Externer Doktorand der Arbeitsgruppe Rechnernetze (Institut für Informatik)

Forschung: Datenzentrierte Netzwerke im Kontext Fahrzeug-Ad-hoc-Netzwerke

Die Konzepte und das Architekturmodell heutiger Netzwerke, wie beispielsweise das Internet, wurde in den 1960er und ´70 Jahre festgelegt. Ziel war es Informationen in Form von Ressourcen im Netzwerk bereitzustellen, welche mit Hilfe von (IP) Adressen identifiziert werden. Das daraus resultierende Kommunikationsmodell wird durch eine Kommunikation zwischen zwei Endknoten beschrieben, auch host-zentrierte Kommunikation genannt.

Mit dem Erfolg des Internets hat sich das Kommunikationsverhalten über die Jahre stark verändert: Kommunikationsteilnehmer sind an Inhalten interessiert und weniger daran die physikalische Lokation des Inhalts kennen zu müssen.
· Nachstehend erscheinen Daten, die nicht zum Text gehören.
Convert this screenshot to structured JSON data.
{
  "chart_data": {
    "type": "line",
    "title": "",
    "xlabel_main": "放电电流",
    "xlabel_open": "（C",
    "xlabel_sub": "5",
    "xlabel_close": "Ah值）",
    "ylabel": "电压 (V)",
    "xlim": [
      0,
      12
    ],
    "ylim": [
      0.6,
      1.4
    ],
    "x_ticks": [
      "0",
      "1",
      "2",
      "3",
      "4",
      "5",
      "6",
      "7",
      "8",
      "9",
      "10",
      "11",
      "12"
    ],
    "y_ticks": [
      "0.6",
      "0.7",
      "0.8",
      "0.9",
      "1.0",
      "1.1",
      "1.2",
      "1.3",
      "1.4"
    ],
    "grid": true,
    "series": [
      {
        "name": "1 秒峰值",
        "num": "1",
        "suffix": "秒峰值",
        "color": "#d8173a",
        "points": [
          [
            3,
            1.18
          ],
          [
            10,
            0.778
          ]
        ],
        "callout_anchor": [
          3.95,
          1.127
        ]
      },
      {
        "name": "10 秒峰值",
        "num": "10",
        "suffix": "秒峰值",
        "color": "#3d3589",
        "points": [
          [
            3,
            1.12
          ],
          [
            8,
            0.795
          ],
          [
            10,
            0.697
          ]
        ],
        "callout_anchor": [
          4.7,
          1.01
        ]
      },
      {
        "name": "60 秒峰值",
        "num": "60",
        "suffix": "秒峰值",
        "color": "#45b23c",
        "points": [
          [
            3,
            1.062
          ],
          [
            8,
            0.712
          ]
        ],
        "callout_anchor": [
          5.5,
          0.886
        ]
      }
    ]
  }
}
Ferner hat sich neben dem Kommunikationsverhalten auch die Art des Zugangs zu Netzwerken verändert: Teilnehmer sind zunehmend mobil (z.B. Smartphones und Laptops, mobile Geräte im Internet der Dinge, Vernetzte Fahrzeuge). Dies hat zur Folge, dass Teilnehmer häufig Kommunikationsverbindungen wechseln (Netzwerkwechsel, Wechsel von Kommunikationstechnologien (WLAN, Mobilfunknetz,...), welches die Adressierung und das Routen von Informationen von und zu Endpunkten in einem Netzwerk, die Aufrechterhaltung von Ende-zu-Ende Verbindungen, sowie die Identifikation von Teilnehmern zunehmend erschwert. Um diese grundlegenden Probleme im Architekturmodell zu lösen wurden zahlreiche ergänzende Technologien entwickelt (Routingverfahren, URL & DNS, Dynamisches DNS,…), welche jedoch zusätzlich Overhead (Zusätzliche Software-Komponenten auf den Geräten, zusätzlicher Kommunikationsaufwand auf der Leitung, zusätzlicher Entwicklungsaufwand…) verursachen.

In den letzten Jahren wurde an Technologien und Konzepten für das „Internet der Zukunft“ gearbeitet, welche weg von einer host-basierten Ende-zu-Ende Kommunikation hin zu einer daten-zentrierten Kommunikation strebt. Das Prinzip: Anstelle von Endknoten werden Daten direkt adressiert,
wodurch eine lose Kopplung erreicht wird unabhängig ihrer physikalischen Lokation im Netzwerk. Diese Bestrebungen werden unter dem Begriff „Information-Centric Networking“ (ICN) zusammengefasst und beinhalten bereits zahlreiche Strömungen und Konzepte.

Die stetige Vernetzung von Altagsgegenständen hält ebenfalls Einzug in die Automobilindustrie. Fahrzeuge werden zunehmend mit Sensoren, Aktuatoren und Kommunikationseinheiten
(Mobilfunk, WLAN, etc.) ausgestattet. Sie bilden ein mobiles Ad-hoc Netz, auch Vehicular Ad-hoc Network (VANet) genannt und sind dadurch in der Lage Informationen gegenseitig oder mit einer Infrastruktur auzutauschen. Jedoch haben Fahrzeuge in diesem Netzwerk einen gemeinsamen Nenner: sie sind hochgradig mobil, wodurch sich der Austausch von Informationen mit Hilfe von klassischen Kommunikationsmodellen erschwert.

Im Rahmen dieser Promotion soll berachtet werden, in wie weit sich Konzepte aus daten-zentrierten Netzwerken auf die Domäne "Vehicular Ad-hoc Networks" übertragen lassen. Hierbei sollen Konzepte wie Adressierung, Caching oder auch Forwarding untersucht und neue Strategien entwickelt werden.  

Die Forschung erfolgt im Rahmen einer externen Promotion zwischen der AG Rechnernetze an der Universität Koblenz-Landau und dem zentralen Forschungsbereich der Robert Bosch GmbH in Renningen.